Zo zag ik vandaag rond de Moeselpeel in verschillende weilanden een uitbundige bloei van grote aantallen pinksterbloemen in overwegend witte, maar ook lila, paarswitte, purperen of violette trossen. Echt wit zijn ze namelijk zelden, maar met het zonlicht weerkaatsend op de bloemblaadjes geeft het een wit aanzien. Een prachtig gezicht dat me weer onbewust aan vroeger deed denken....

Op vochtige grond verspreidt de pinksterbloem zich snel,want de zaadjes ontkiemen makkelijk. Heel bijzonder is, dat de plant zich in een omgeving die héél erg nat is, heeft aangepast. De deelblaadjes zijn dan kort gesteeld en wanneer de onderste bladeren in contact met water komen, ontstaan er worteltjes en wanneer deze bladeren af vallen zijn ze het begin van een nieuw plantje. Het zaad komt in een permanent nat milieu namelijk slecht tot ontkieming en op deze wijze kan de soort zich toch nog voortplanten. Over aanpassen gesproken.....

De pinksterbloem (Cardamine pratensis) is een plant uit de kruisbloemenfamilie. De plant is familie van onze koolsoorten, zoals witte kool en koolrabi, maar ook van o.a. koolzaad, herderstasje, steenraket, judaspenning, look zonder look en bittere veldkers. Vooral met die laatste wordt ze nogal eens verwisseld.

De stervormige bloem bestaat uit vier kroonblaadjes. In het midden staan zes meel- draden. (4 lange en 2 korte). Over de kroonbladeren loopt een aantal (meestal vijf) donker paarse aderen. De bladvorm is veervormig oneven, ze staan verspreid langs de stengel of in rozetvorm.
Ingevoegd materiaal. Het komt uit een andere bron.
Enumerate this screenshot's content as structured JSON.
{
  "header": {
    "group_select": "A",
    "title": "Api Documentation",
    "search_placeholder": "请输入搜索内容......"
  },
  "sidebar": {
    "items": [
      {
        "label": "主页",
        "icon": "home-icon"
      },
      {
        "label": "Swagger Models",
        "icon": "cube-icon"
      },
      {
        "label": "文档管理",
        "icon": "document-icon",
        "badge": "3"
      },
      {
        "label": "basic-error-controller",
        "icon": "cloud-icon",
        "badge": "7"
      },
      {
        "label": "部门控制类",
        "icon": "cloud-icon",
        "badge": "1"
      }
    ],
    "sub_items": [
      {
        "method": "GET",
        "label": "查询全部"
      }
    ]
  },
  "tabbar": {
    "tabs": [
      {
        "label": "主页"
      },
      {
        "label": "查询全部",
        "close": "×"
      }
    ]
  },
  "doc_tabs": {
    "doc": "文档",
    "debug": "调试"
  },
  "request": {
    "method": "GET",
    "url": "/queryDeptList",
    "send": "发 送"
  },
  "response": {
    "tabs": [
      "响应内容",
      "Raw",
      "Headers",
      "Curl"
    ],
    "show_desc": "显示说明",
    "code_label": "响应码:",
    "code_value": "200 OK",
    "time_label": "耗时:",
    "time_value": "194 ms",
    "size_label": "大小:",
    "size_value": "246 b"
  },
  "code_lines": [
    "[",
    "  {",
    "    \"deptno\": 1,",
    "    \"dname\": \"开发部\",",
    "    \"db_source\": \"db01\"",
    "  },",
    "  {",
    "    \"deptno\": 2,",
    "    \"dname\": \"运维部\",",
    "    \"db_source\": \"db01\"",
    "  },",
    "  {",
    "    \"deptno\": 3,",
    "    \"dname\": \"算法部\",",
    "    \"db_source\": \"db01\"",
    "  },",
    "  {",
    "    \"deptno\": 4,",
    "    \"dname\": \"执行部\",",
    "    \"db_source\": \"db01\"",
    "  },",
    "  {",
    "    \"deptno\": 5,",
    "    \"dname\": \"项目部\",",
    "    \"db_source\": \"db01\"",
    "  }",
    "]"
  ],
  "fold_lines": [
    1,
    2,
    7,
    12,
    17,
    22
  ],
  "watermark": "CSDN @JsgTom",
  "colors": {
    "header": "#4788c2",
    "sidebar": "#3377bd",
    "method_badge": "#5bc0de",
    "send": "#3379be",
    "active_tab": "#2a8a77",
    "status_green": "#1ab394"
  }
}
Een pinksterbloem groeit uit een wortelstok en is overblijvend. De plant wordt tot dertig centimeter hoog en steekt met zijn bloemen net boven de gemiddelde hoogte van het grasland uit. Tegen de avond, maar ook bij regenachtig weer, sluiten de bloemblaadjes zich en buigen naar beneden. In Nederland en België is de soort zeer algemeen.

Op een weiland aan de Gebleekte Steeg, dat (zoals op de foto's te zien is) vol stond met pinksterbloemen, vlogen tientallen oranjetipjes. Een mooie gelegenheid om deze mooie vlinder eens wat beter te bekijken, maar daar wil ik in mijn volgende post wat meer over vertellen.